Quand Sarah passa à la réception c'est un sourire rayon de soleil et une bise claquée de la main envoyée avec candeur et générosité à l'équipe. J'ai changé d'avis. J'ai accepté de rejoindre mes clients qui retournent le don d'hospitalité au réceptionniste dont c'est le métier.
- Je ne sais pas pourquoi. Je n'osais pas. Par timidité peut-être.
- Tout ça c'est des conneries, rétorque-t-elle en balayant mes arguments d'un revers de la main.
- C'est exactement ce que je me suis dit quand je vous ai envoyé ce SMS.
Quand elle passe à la réception le soir du 14 juillet pour aller faire quelques emplettes, mes yeux pétillent d'anticipation. Sarah revient une baguette de pain sous le bras.
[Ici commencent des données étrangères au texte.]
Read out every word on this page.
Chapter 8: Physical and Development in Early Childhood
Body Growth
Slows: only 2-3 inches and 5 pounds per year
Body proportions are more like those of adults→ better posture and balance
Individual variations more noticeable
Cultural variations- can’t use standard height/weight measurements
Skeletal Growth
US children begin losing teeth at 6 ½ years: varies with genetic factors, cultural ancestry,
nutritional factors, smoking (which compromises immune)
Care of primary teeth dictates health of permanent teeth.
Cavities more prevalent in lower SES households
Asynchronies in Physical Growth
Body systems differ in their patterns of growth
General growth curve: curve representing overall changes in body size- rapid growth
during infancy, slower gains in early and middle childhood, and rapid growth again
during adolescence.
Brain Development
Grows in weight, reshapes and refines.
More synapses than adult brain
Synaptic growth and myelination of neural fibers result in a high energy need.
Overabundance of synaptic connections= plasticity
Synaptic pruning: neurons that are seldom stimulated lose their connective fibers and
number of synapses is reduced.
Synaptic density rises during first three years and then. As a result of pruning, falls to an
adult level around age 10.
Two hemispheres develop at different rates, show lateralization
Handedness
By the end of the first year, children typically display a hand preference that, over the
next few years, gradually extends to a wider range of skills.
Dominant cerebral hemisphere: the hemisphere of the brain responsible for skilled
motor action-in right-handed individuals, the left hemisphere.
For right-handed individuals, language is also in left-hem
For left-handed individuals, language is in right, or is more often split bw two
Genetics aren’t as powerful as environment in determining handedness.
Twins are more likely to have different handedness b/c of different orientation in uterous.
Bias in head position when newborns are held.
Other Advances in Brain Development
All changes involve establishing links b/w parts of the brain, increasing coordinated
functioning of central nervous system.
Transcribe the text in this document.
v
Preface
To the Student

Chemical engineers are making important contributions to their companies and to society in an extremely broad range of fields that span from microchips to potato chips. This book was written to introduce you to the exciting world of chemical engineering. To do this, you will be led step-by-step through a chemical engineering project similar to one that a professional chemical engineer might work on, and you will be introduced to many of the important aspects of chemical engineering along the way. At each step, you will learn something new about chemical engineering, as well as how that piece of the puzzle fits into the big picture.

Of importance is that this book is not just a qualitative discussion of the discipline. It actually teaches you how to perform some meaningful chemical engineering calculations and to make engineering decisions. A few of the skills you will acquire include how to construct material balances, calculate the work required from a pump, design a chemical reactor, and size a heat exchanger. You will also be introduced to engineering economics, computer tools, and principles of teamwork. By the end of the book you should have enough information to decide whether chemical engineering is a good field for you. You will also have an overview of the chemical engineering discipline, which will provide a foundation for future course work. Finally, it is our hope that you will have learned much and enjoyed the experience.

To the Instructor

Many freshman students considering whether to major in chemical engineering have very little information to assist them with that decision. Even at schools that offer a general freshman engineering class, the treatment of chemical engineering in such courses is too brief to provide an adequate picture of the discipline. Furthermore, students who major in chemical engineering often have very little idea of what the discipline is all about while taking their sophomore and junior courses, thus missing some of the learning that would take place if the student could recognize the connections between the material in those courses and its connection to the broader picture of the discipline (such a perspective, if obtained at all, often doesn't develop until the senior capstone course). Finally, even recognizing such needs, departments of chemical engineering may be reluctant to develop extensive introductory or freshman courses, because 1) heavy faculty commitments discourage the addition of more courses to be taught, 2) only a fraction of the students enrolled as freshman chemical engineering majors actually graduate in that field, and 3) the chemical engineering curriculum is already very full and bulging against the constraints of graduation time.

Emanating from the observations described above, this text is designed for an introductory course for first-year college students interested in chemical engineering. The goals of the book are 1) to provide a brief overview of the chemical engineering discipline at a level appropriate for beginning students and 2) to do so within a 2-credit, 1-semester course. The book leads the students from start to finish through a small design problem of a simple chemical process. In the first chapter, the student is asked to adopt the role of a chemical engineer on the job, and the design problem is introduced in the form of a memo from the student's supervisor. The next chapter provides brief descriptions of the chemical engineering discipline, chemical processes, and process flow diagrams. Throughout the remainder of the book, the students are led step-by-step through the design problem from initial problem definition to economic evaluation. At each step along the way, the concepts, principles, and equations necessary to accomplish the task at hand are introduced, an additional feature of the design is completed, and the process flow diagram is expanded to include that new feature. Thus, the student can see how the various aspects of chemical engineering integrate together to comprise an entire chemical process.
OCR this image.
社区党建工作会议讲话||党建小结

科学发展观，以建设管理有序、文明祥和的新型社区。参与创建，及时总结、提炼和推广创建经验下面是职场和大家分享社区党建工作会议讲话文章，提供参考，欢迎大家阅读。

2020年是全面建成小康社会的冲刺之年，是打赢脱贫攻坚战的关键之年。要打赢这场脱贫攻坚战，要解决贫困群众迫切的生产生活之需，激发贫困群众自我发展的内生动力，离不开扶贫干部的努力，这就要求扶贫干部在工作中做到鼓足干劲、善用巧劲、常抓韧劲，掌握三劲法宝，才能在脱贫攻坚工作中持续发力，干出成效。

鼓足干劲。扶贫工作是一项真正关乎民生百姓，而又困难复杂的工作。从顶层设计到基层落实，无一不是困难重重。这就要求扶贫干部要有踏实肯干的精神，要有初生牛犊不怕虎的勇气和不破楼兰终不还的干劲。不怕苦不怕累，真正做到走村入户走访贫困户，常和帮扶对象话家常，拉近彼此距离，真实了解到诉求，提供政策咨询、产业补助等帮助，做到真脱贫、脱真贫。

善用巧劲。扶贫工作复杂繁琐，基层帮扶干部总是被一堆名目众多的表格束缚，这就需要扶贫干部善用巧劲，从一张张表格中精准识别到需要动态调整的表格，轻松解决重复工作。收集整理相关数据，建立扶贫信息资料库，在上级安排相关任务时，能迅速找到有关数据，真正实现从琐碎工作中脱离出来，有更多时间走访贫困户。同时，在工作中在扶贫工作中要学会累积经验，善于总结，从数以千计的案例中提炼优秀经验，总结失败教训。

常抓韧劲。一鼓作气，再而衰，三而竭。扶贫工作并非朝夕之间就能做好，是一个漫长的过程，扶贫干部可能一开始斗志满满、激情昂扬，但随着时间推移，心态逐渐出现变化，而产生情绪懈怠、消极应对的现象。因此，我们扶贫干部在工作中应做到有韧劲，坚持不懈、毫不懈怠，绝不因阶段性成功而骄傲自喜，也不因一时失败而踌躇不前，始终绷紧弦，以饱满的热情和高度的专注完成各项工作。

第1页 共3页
Devant mes collègues et d'autres clients perplexes, elle rompt le pain et me tend le quignon tout chaud que je grignote vite fait.
Sur leur terrasse, à boire et à manger. Et la Tour Eiffel qui va emplir les mirettes des 500 000 spectateurs massés sur le Champ-de-Mars, jeter de la poudre à nos yeux éblouis, des feux d'artifice en forme de smileys et de cœurs, trente minutes de joie partagée.
Bras dessus bras dessous, Michel à sa gauche et moi à sa droite, Sarah s'émerveille de tant de beauté. Elle m'apporte régulièrement un bout de pain surmonté d'une tranche de saucisson, remplit mon verre. Telle une petite fille de huit ans, elle tricote les superlatifs, fait des wow, des c'est-magnifique, des c'est-beau, elle partage son bonheur d'être en vie et en bonne compagnie.
Nous refaisons le monde et mettons Paris en bouteille jusqu'à trois heures du matin.